Beynimizde kin, öfke, nefret, kıskançlık ve düşmanlık gibi “karanlığın beş atlısı” olarak adlandırabileceğimiz duygular var olduğunu ifade eden Prof. Dr. Tarhan, şunları kaydetti:
“Bu duygular devreye girdiğinde beyin, korku tepkisini başlatır; omuz, boyun ve yüz kasları gerilir, terleme başlar, tansiyon ve kalp ritmi artar. Vücutta bu gibi değişiklikler meydana gelirken, beyin savaş, kaç veya donakal tepkisini sergiler. Savaş tepkisinde tansiyon yükselir; kaç tepkisinde ise tansiyon düşebilir ve kişi bayılabilir. Donakalma tepkisi daha çok akut stresle ilişkilidir. Tehlikenin geçtiğini algılayan beyin, rahatlatıcı kimyasallar salgılar ve vücut gevşer. Duygularımızı yönetmek aslında otonom sinir sistemimizi yönetmek demektir. Kendi duygu durumumuzu kontrol edebilmek, beyin kimyasını yönetebilmek anlamına gelir ve bu da sağlıklı bir yaşam sürmemize katkı sağlar. Bu süreç bağışıklık sistemi üzerinde de olumlu etki yaratır.”

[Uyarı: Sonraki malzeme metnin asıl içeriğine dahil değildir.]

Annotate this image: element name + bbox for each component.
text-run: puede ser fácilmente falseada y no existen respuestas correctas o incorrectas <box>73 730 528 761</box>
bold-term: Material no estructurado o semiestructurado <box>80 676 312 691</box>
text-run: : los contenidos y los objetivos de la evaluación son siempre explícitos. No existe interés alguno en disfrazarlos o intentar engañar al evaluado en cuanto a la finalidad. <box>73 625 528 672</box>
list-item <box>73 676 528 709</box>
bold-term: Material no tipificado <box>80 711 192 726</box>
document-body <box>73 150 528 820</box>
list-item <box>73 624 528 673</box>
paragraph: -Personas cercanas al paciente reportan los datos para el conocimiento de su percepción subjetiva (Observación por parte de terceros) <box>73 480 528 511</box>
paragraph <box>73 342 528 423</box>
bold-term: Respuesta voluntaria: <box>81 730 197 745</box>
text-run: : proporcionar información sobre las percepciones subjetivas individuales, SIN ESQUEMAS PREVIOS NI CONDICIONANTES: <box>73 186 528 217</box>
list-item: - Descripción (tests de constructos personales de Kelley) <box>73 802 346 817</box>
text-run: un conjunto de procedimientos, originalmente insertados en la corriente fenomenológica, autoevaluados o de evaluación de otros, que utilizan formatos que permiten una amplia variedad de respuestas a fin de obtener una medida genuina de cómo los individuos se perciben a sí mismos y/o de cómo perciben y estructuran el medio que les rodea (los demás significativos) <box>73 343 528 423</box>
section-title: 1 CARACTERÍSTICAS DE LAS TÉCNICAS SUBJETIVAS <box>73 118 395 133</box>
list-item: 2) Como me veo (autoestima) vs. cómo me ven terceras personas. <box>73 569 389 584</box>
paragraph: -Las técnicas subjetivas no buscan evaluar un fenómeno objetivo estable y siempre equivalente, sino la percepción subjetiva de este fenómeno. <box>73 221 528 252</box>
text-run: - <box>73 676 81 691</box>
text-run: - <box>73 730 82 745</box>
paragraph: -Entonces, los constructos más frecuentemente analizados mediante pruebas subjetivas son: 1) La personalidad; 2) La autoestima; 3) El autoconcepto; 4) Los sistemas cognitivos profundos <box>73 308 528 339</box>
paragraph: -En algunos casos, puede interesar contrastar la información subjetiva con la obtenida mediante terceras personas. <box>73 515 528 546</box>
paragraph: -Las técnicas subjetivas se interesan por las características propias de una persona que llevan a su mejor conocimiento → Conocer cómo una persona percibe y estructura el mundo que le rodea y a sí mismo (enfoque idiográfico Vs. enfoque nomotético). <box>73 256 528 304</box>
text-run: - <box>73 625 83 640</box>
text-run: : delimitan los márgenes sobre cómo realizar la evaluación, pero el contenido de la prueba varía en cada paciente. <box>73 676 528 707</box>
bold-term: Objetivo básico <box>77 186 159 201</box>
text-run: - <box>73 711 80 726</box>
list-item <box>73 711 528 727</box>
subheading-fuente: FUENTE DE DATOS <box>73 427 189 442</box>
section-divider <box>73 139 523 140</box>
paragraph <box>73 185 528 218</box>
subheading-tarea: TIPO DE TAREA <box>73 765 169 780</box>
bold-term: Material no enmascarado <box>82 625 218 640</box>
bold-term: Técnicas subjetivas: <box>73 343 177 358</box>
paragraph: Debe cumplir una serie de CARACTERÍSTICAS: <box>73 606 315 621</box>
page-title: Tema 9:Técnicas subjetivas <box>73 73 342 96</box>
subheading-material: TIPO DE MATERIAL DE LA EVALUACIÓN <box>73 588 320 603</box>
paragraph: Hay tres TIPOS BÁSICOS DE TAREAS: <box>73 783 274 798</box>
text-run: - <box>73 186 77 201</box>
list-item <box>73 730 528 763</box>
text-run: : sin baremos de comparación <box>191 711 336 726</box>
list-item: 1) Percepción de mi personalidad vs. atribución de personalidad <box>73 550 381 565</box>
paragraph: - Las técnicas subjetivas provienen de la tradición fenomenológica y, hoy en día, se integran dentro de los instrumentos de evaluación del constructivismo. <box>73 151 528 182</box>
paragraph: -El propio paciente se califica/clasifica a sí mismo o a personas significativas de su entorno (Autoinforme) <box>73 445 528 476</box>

“Baldırlarda bulunan kaslarımız, “ikinci kalp” işlevi görür”
Sağlıklı bir insanın, ani bir stres durumuyla karşılaştığında beynin bazı sistemleri bloke edebildiğini dile getiren Prof. Dr. Tarhan, şöyle dedi: “Bu durum damar değerlerimizin artmasına ve kalp krizi riskinin yükselmesine neden olabilir. Beyin, organlarımız—kalp, solunum ve bağışıklık sistemi—arasında sürekli iletişim kurar. Rahatladığımızda ve dinlendiğimizde bağışıklık sistemimiz de gevşer. Nefes almanın önemi büyük, çünkü stres altındayken doğru nefes almak sinir sistemimizi gevşetir. Şu egzersizi yaparak otonom sinir sisteminizi rahatlatabilirsiniz: Nefes alırken 1, 2, 3, 4 sayacak kadar derin bir nefes alın. Ardından 1, 2 diyecek kadar nefes almayı sürdürün. 3, 4, 5, 6, 7, 8 sayacak kadar nefes tutun. Daha sonra 1, 2, 3, 4 sayacak kadar yavaşça nefes verin. Bu işlemi yaparken gözlerinizi kapatın ve sol elinizi kalbinizin üzerine koyun. Derin nefes alarak 1, 2, 3, 4 sayın, tutun ve ardından 4 sayıda yavaşça verin. Bunu 5-6 kez tekrarlayın; fazla tekrar yaparsanız başınız dönebilir. Bu egzersiz, otojenik antrenman ve rahatlama tekniklerinde kullanılan bir yöntemdir. Beynin alfa dalgalarını yönetmek için nörofeedback uygulamalarında da basit bir egzersiz olarak kullanılmaktadır. Doğru ve sağlıklı nefes almak, stres yönetiminde oldukça önemlidir. Ayrıca, ilginç bir şekilde, bu egzersiz bedenin kan akışını artırır. Unutmayın ki baldırlarda bulunan kaslarımız, ‘ikinci kalp’ işlevi görür ve bu kasların sağlıklı çalışması da önemlidir. Günde 5 bin adım yürümek oldukça önemlidir. Yürüdüğümüzde, baldırlardaki kaslar kasılarak pompalama işlevi görür ve bu, kalbin üzerindeki yükü alır. Yürüyüş, dolaşım sistemimizi rahatlatır ve kalbimizi destekler. Bu nedenle baldırlara “ikinci kalp” metaforu yapılmıştır; baldırlardaki kaslar, kalbin işlevini destekleyen bir mekanizma olarak kabul edilir. Ayrıca, yürüyüşün beyin sağlığı ve zihinsel sağlık üzerinde de önemli etkileri vardır.”